Member of the National Assembly of South Africa
- Incumbent
- Assumed office 25 June 2025
- Preceded by: Bongani Mfiki
- In office 25 June 2024 – 7 August 2024
- Succeeded by: Thulani Gamede

Personal details
- Born: Lungisani Graduate Shangase
- Party: uMkhonto weSizwe Party
- Profession: Politician

= Lungisani Shangase =

South African politician

Lungisani Graduate Shangase is a South African politician who has been a Member of the National Assembly of South Africa since June 2025, representing the uMkhonto weSizwe Party. He previously served in the assembly between June and August 2024.

==Parliamentary career==
Shangase was elected to the National Assembly of South Africa in the 2024 general election from the uMkhonto weSizwe Party's KwaZulu-Natal list.
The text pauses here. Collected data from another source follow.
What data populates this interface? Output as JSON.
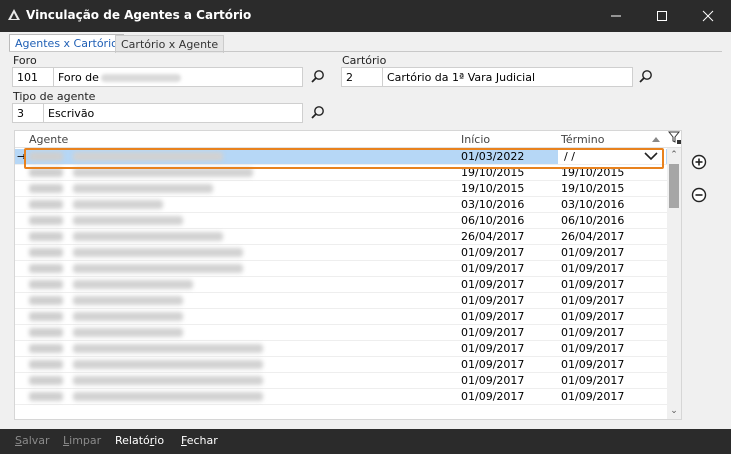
{
  "window": {
    "title": "Vinculação de Agentes a Cartório"
  },
  "tabs": [
    {
      "label": "Agentes x Cartório",
      "active": true
    },
    {
      "label": "Cartório x Agente",
      "active": false
    }
  ],
  "foro": {
    "label": "Foro",
    "code": "101",
    "name": "Foro de"
  },
  "cartorio": {
    "label": "Cartório",
    "code": "2",
    "name": "Cartório da 1ª Vara Judicial"
  },
  "tipo_agente": {
    "label": "Tipo de agente",
    "code": "3",
    "name": "Escrivão"
  },
  "grid": {
    "headers": {
      "agente": "Agente",
      "inicio": "Início",
      "termino": "Término"
    },
    "current_row_indicator": "→",
    "rows": [
      {
        "inicio": "01/03/2022",
        "termino": " / /",
        "selected": true
      },
      {
        "inicio": "19/10/2015",
        "termino": "19/10/2015"
      },
      {
        "inicio": "19/10/2015",
        "termino": "19/10/2015"
      },
      {
        "inicio": "03/10/2016",
        "termino": "03/10/2016"
      },
      {
        "inicio": "06/10/2016",
        "termino": "06/10/2016"
      },
      {
        "inicio": "26/04/2017",
        "termino": "26/04/2017"
      },
      {
        "inicio": "01/09/2017",
        "termino": "01/09/2017"
      },
      {
        "inicio": "01/09/2017",
        "termino": "01/09/2017"
      },
      {
        "inicio": "01/09/2017",
        "termino": "01/09/2017"
      },
      {
        "inicio": "01/09/2017",
        "termino": "01/09/2017"
      },
      {
        "inicio": "01/09/2017",
        "termino": "01/09/2017"
      },
      {
        "inicio": "01/09/2017",
        "termino": "01/09/2017"
      },
      {
        "inicio": "01/09/2017",
        "termino": "01/09/2017"
      },
      {
        "inicio": "01/09/2017",
        "termino": "01/09/2017"
      },
      {
        "inicio": "01/09/2017",
        "termino": "01/09/2017"
      },
      {
        "inicio": "01/09/2017",
        "termino": "01/09/2017"
      }
    ]
  },
  "bottom_buttons": {
    "salvar": {
      "pre": "",
      "key": "S",
      "post": "alvar"
    },
    "limpar": {
      "pre": "",
      "key": "L",
      "post": "impar"
    },
    "relatorio": {
      "pre": "Relató",
      "key": "r",
      "post": "io"
    },
    "fechar": {
      "pre": "",
      "key": "F",
      "post": "echar"
    }
  },
  "colors": {
    "titlebar": "#2b2b2b",
    "selection": "#b6d7f6",
    "highlight_border": "#e8821e",
    "tab_active_text": "#1f5fb5"
  }
}
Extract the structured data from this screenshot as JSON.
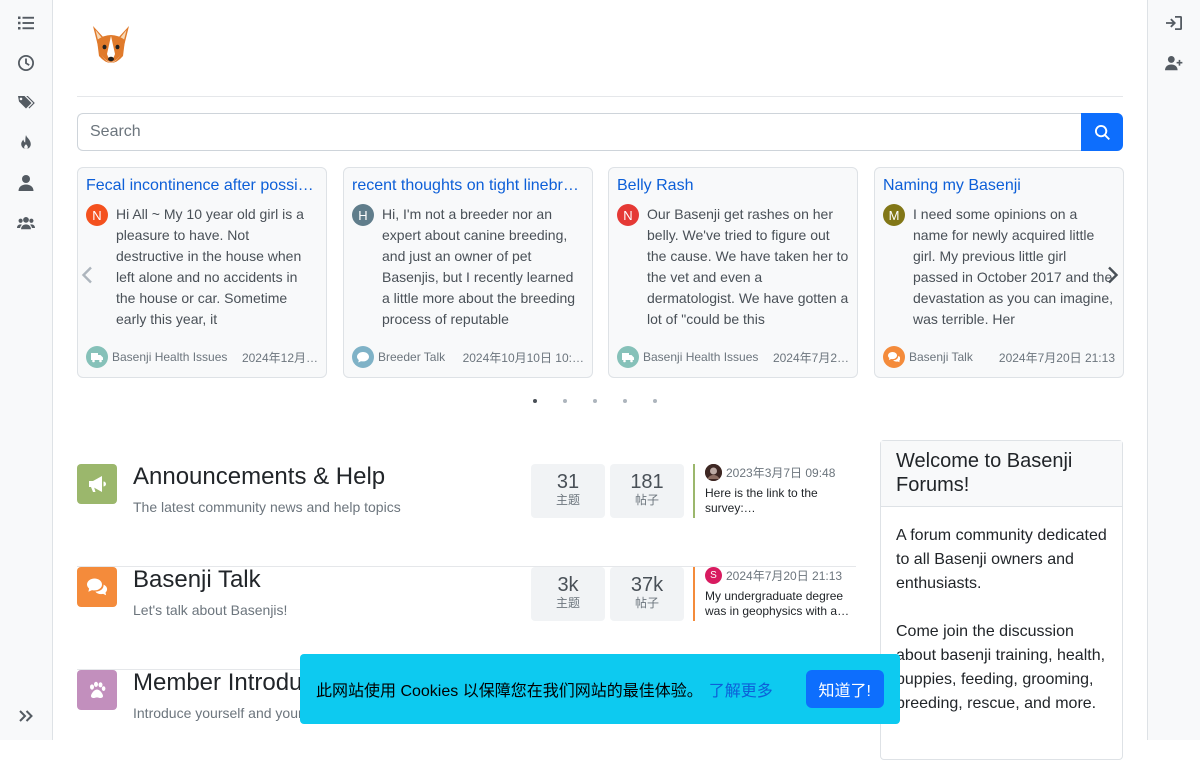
{
  "left_nav": [
    {
      "name": "categories",
      "icon": "list-icon"
    },
    {
      "name": "recent",
      "icon": "clock-icon"
    },
    {
      "name": "tags",
      "icon": "tags-icon"
    },
    {
      "name": "popular",
      "icon": "fire-icon"
    },
    {
      "name": "users",
      "icon": "user-icon"
    },
    {
      "name": "groups",
      "icon": "users-icon"
    }
  ],
  "search": {
    "placeholder": "Search"
  },
  "carousel": {
    "cards": [
      {
        "title": "Fecal incontinence after possible stroke",
        "avatar_letter": "N",
        "avatar_color": "#f4511e",
        "excerpt": "Hi All ~ My 10 year old girl is a pleasure to have. Not destructive in the house when left alone and no accidents in the house or car. Sometime early this year, it",
        "category": "Basenji Health Issues",
        "category_color": "#86c1b9",
        "time": "2024年12月…"
      },
      {
        "title": "recent thoughts on tight linebreeding",
        "avatar_letter": "H",
        "avatar_color": "#607d8b",
        "excerpt": "Hi, I'm not a breeder nor an expert about canine breeding, and just an owner of pet Basenjis, but I recently learned a little more about the breeding process of reputable",
        "category": "Breeder Talk",
        "category_color": "#7fb2c7",
        "time": "2024年10月10日 10:…"
      },
      {
        "title": "Belly Rash",
        "avatar_letter": "N",
        "avatar_color": "#e53935",
        "excerpt": "Our Basenji get rashes on her belly. We've tried to figure out the cause. We have taken her to the vet and even a dermatologist. We have gotten a lot of \"could be this",
        "category": "Basenji Health Issues",
        "category_color": "#86c1b9",
        "time": "2024年7月2…"
      },
      {
        "title": "Naming my Basenji",
        "avatar_letter": "M",
        "avatar_color": "#827717",
        "excerpt": "I need some opinions on a name for newly acquired little girl. My previous little girl passed in October 2017 and the devastation as you can imagine, was terrible. Her",
        "category": "Basenji Talk",
        "category_color": "#f48b3b",
        "time": "2024年7月20日 21:13"
      }
    ]
  },
  "categories": [
    {
      "title": "Announcements & Help",
      "description": "The latest community news and help topics",
      "icon": "bullhorn-icon",
      "color": "#9bb76c",
      "topics": "31",
      "posts": "181",
      "topics_label": "主题",
      "posts_label": "帖子",
      "last_post": {
        "avatar_letter": "",
        "avatar_color": "#5d4037",
        "time": "2023年3月7日 09:48",
        "text": "Here is the link to the survey:…"
      }
    },
    {
      "title": "Basenji Talk",
      "description": "Let's talk about Basenjis!",
      "icon": "comments-icon",
      "color": "#f48b3b",
      "topics": "3k",
      "posts": "37k",
      "topics_label": "主题",
      "posts_label": "帖子",
      "last_post": {
        "avatar_letter": "S",
        "avatar_color": "#d81b60",
        "time": "2024年7月20日 21:13",
        "text": "My undergraduate degree was in geophysics with a…"
      }
    },
    {
      "title": "Member Introductions",
      "description": "Introduce yourself and your Basenjis",
      "icon": "paw-icon",
      "color": "#c28fbd"
    }
  ],
  "widget": {
    "title": "Welcome to Basenji Forums!",
    "paragraphs": [
      "A forum community dedicated to all Basenji owners and enthusiasts.",
      "Come join the discussion about basenji training, health, puppies, feeding, grooming, breeding, rescue, and more."
    ]
  },
  "cookie": {
    "message": "此网站使用 Cookies 以保障您在我们网站的最佳体验。",
    "learn_more": "了解更多",
    "accept": "知道了!"
  },
  "colors": {
    "primary": "#0d6efd",
    "info": "#0dcaf0",
    "link": "#0d5fd8"
  }
}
He was sworn into office on 25 June 2024. He was appointed to serve on the Portfolio Committee on Social Development on 8 July 2024. Shangase was one of a number of MK MPs who were expelled from the party and ceased to be members of parliament on 7 August 2024.

Shangase returned to the National Assembly as an MK MP in June 2025. He was appointed to the Portfolio Committee on Home Affairs and the Portfolio Committee on Correctional Services in July 2025.